Yes, I already addressed this.
This sort of writing is only worth the effort of engaging with if there’s enough useful or interesting content there to warrant it. So we come back to my question: is there more there than if think from e.g. what Gardner wrote? This still isn’t clear to me.
… which doesn’t say anything about whether he influenced anybody. At least, not when interpreted the way I meant it. Do you define “making a contribution of significance” to mean”influencing people”?
I would be more suspicious of a work along these lines that was full of new insight. Science and Sanity is a work of synthesis, not of discovery, and sometimes we do need someone to put it all together and tell us what, once we hear it, we can easily dismiss as “but we knew all that anyway”. “What is new is not good, and what is good is not new” is a misdirected complaint when made against a work of this sort. What is new in “The God Delusion” or “The Selfish Gene”? Only the presentation of those syntheses to the masses. Ask rather, what is old, but seen anew?
OK, I’m asking. (I have no objection to pop science, pop psychology, pop philosophy, etc., when done well.) What is “old, but seen anew”? Specifically: suppose me to be a longstanding LW participant, reasonably well read in science and philosophy; if I read (say) Science and Sanity or some later GS work, am I likely to come out the far end knowing more or thinking better, and if so what do you expect me to learn?
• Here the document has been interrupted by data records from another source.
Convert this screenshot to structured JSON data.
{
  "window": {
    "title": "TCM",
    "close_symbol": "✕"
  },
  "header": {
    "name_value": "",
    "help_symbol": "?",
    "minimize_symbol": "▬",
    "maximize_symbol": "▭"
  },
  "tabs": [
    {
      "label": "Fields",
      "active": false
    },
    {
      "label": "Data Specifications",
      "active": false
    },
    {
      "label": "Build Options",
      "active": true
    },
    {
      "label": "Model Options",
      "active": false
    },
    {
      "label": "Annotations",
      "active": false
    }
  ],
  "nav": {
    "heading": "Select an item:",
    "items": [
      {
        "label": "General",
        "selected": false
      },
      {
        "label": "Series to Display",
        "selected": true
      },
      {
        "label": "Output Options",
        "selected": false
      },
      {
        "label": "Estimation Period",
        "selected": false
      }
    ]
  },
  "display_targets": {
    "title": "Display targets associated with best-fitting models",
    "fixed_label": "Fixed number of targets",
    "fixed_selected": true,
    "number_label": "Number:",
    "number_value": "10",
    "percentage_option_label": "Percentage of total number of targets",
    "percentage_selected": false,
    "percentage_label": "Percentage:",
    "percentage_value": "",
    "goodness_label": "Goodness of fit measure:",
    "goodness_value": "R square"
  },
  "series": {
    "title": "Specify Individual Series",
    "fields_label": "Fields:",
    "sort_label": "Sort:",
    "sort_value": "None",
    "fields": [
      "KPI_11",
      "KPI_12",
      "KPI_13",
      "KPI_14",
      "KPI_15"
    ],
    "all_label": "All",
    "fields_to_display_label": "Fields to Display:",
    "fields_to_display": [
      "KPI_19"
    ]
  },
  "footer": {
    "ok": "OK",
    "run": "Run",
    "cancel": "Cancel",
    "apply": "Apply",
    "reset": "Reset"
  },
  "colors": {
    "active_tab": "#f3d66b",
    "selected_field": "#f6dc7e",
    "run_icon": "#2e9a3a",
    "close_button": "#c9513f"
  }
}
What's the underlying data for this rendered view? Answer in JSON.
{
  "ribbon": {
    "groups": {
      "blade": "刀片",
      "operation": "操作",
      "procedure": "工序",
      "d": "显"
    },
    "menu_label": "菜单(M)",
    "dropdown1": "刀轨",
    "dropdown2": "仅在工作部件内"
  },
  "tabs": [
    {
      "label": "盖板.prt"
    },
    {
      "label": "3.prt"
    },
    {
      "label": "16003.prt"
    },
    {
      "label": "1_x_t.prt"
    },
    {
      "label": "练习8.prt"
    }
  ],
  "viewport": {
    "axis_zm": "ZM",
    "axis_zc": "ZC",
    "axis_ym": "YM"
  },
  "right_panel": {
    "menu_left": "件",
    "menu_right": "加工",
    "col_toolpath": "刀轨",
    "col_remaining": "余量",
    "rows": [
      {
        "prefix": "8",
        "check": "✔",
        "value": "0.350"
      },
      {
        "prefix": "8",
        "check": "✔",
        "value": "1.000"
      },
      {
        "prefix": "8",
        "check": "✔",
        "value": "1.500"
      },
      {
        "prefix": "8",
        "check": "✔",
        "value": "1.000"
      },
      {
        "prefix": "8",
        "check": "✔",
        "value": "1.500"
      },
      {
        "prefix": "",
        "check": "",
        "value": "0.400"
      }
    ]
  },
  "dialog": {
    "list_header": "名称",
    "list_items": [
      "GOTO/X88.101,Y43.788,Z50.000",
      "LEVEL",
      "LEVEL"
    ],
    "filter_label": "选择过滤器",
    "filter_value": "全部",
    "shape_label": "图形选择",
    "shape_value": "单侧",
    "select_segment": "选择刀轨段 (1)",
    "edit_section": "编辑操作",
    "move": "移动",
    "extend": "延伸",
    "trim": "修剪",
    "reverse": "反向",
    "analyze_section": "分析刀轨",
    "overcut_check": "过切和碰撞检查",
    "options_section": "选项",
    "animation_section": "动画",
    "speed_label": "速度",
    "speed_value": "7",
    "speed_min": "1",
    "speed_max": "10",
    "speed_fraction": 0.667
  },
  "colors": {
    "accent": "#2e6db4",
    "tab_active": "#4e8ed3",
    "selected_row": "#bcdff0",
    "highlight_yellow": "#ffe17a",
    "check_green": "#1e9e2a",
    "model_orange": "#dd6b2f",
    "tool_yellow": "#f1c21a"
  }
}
Then reading S&S may well be supererogatory. If you’ve read all of the Sequences, you will recognise much in S&S, just as I, having read S&S, recognised much in the Sequences.
So what does that make the LW sequences?
Obviously it doesn’t make them anything. But I have heard similar criticisms levelled at them.
My own impression of the Sequences is that most of what they say is fairly standard-issue analytic philosophy / cognitive science / physics / whatever; that where they’re novel they’re right more often than (according to what I’ve read, which I repeat is rather little and I have no reason to think it very reliable) Korzybyski is when he is novel; and that there’s very little in them that’s just straightforwardly wrong as (again, according to what I’ve read) some key bits of Korzybyski are.
But what seems to me most useful in the Sequences is that they bring together a wide-ranging body of ideas that, despite involving quite a lot of philosophy, are generally not wrong and are selected with good taste. Works of philosophy usually tend (as it seems to me) to be either narrow or frequently wrong. And by and large they’re clearly and engagingly written.
Perhaps fans of General Semantics would say the same about, say, Science and Sanity or later GS works. If they can correctly say so then that would be a reason to adjust my view of Korzybyski and/or his later followers. That’s why one of the questions I asked was: “Has present-day GS filtered out all the pseudoscience while preserving [...] a lot of insight?” to which the answer could be yes even if there’s very little original in GS.